SINGAPORE – The number of piracy and armed robbery cases in the Singapore Strait last year hit its highest mark in half a decade, with 34 incidents in total.
The figure formed the bulk of cases in Asia’s waters last year, comprising over a third of the 97 total incidents, according to the Regional Cooperation Agreement on Combating Piracy and Armed Robbery against Ships in Asia (Recaap) Information Sharing Centre (ISC) on Friday (Jan 15).
Of the 34 cases, 30 occurred in the eastbound lane of the Traffic Separation Scheme, near the Indonesian islands of Batam and Bintan, said the Singapore-based centre’s executive director, Mr Masafumi Kuroki, during a media briefing.
The Recaap ISC released these figures in its annual report at the virtual 12th Nautical Forum on Friday, attended by some 100 participants from shipping companies and associations, government agencies and academic institutions.
The total of 97 incidents in Asia was a 17 per cent rise from the 83 cases in 2019.
However, the severity of incidents remained moderate, with almost three quarters of cases in the lowest category, in which perpetrators were not armed and crew members were left unharmed.
However, four crew members who had been abducted in January from a fishing trawler off Sabah still remain in captivity. ReCAAP ISC said the risk of crew abduction is high, and that it had information of planned kidnappings in Sabah and the town of Semporna on Borneo island, Malaysia, targeting ships passing in the vicinity.
Apart from the Singapore Strait, the increased number of incidents also occurred in the waters of Bangladesh, India, the Philippines, Vietnam, and in the South China Sea, according to Mr Kuroki.
By official definition, piracy refers to attacks in international waters, while armed robbery refers to attacks within a state’s territorial waters.
Mr Kuroki said the pandemic may have been a contributing factor to the rise in cases last year.
“The economic hardships caused by Covid-19 to the coastal communities could lead to more people resorting to sea robberies.

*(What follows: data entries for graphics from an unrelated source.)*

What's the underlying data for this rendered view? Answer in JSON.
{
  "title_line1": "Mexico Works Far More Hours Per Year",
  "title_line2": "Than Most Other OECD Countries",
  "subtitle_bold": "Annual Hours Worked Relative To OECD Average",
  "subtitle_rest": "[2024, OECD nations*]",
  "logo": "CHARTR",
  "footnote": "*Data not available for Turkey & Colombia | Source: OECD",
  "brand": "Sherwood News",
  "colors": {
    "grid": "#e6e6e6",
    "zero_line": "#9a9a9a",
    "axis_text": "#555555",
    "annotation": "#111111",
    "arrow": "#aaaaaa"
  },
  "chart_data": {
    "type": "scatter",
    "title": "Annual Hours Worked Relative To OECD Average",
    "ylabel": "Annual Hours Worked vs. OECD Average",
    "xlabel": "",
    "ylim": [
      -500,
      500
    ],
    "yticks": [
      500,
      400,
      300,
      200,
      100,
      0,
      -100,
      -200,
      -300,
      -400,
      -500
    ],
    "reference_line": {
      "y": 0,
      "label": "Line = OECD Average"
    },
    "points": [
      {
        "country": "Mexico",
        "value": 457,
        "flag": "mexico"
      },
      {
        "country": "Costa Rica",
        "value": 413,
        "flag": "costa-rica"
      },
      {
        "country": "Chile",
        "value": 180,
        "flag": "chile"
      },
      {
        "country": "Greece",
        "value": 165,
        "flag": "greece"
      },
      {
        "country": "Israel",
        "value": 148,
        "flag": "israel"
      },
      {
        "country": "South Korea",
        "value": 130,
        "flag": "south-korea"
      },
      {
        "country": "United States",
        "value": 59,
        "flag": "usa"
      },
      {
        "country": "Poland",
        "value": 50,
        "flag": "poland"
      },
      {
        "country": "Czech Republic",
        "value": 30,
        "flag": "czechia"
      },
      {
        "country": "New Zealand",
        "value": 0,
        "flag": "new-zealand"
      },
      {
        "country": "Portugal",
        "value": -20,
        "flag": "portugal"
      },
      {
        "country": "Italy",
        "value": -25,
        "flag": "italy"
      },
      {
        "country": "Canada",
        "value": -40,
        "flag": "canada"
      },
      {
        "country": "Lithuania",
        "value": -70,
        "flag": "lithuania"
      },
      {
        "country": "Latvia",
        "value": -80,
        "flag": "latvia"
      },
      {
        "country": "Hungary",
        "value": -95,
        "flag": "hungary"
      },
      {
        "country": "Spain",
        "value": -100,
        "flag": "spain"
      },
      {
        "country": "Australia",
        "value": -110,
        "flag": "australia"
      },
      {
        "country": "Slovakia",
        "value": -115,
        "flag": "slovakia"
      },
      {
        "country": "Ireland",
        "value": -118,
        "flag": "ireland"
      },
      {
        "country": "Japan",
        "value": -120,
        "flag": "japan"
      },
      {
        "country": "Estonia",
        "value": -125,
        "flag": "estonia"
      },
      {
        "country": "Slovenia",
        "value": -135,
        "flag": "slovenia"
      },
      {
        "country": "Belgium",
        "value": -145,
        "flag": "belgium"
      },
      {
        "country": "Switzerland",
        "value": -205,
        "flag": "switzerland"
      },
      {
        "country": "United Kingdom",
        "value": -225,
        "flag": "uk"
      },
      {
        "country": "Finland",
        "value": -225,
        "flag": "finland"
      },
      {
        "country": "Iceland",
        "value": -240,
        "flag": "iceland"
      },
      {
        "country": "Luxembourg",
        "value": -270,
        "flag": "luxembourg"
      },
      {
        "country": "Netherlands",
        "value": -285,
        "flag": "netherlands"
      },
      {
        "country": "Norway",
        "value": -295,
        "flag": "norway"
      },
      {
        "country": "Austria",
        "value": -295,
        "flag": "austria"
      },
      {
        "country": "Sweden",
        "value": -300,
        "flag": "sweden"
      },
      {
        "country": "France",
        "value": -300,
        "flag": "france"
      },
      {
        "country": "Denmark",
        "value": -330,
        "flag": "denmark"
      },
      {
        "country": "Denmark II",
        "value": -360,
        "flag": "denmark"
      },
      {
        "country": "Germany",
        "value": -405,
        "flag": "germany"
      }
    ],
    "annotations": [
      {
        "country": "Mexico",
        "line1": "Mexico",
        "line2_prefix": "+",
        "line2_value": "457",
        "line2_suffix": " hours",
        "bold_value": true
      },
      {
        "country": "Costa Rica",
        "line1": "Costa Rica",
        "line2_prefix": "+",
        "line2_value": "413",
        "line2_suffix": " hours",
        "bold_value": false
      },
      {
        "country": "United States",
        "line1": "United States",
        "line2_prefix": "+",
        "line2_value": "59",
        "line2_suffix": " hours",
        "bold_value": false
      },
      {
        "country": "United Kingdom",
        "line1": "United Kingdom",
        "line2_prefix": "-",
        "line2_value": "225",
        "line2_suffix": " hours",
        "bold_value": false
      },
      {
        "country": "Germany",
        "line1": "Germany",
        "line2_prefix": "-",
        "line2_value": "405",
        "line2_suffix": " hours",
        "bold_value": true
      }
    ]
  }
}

It is also possible that prolonged work of crew onboard ships, due to the difficulty of crew change, causes fatigue to the crew and may reduce their vigilance,” he said.
He added that the pandemic has reinforced the importance of shipping for global trade, and that the surge in cases last year is “a stark reminder that more needs be done to enhance the safety of maritime transport and safeguard the well-being of crew”.
One positive development last year was that some perpetrators were arrested in the waters of Bangladesh, India, Indonesia, the Philippines and in the Singapore Strait, noted Mr Kuroki.
“Beyond vigilance, timely reporting by ships, enhanced patrol by enforcement agencies, as well as cooperation between littoral States, we believe that arrest and bringing perpetrators to justice is an essential deterrence to stop the increase of incidents,” he said.
“We urge the littoral states to take seriously petty theft and sea robbery because leaving criminals to continue their crime with impunity will only embolden them to escalate their acts.”
Mr Kuroki noted that while 2015 saw 99 incidents occur in the Singapore Strait, a string of arrests by the Indonesian authorities saw the figure drop to just two in the following year.
There were also no further incidents involving larger ships in the western sector last year, following the arrest and prosecution of three attackers in March, after they boarded a bulk carrier in the Singapore Strait.
He said that the strait’s three littoral states – Singapore, Malaysia and Indonesia – need to strengthen their collaboration and information sharing, to tackle the problem.
Private firms and vessels should also conduct risk assessments of the locations they are passing through, based on the latest updates about the security and safety situation of those areas. They should adopt preventive measures if need be, such as preparing equipment to protect their ships, he said.
“And when they pass areas of concern, the crew must enhance their vigilance and be very careful, particularly during the dark hours,” he added.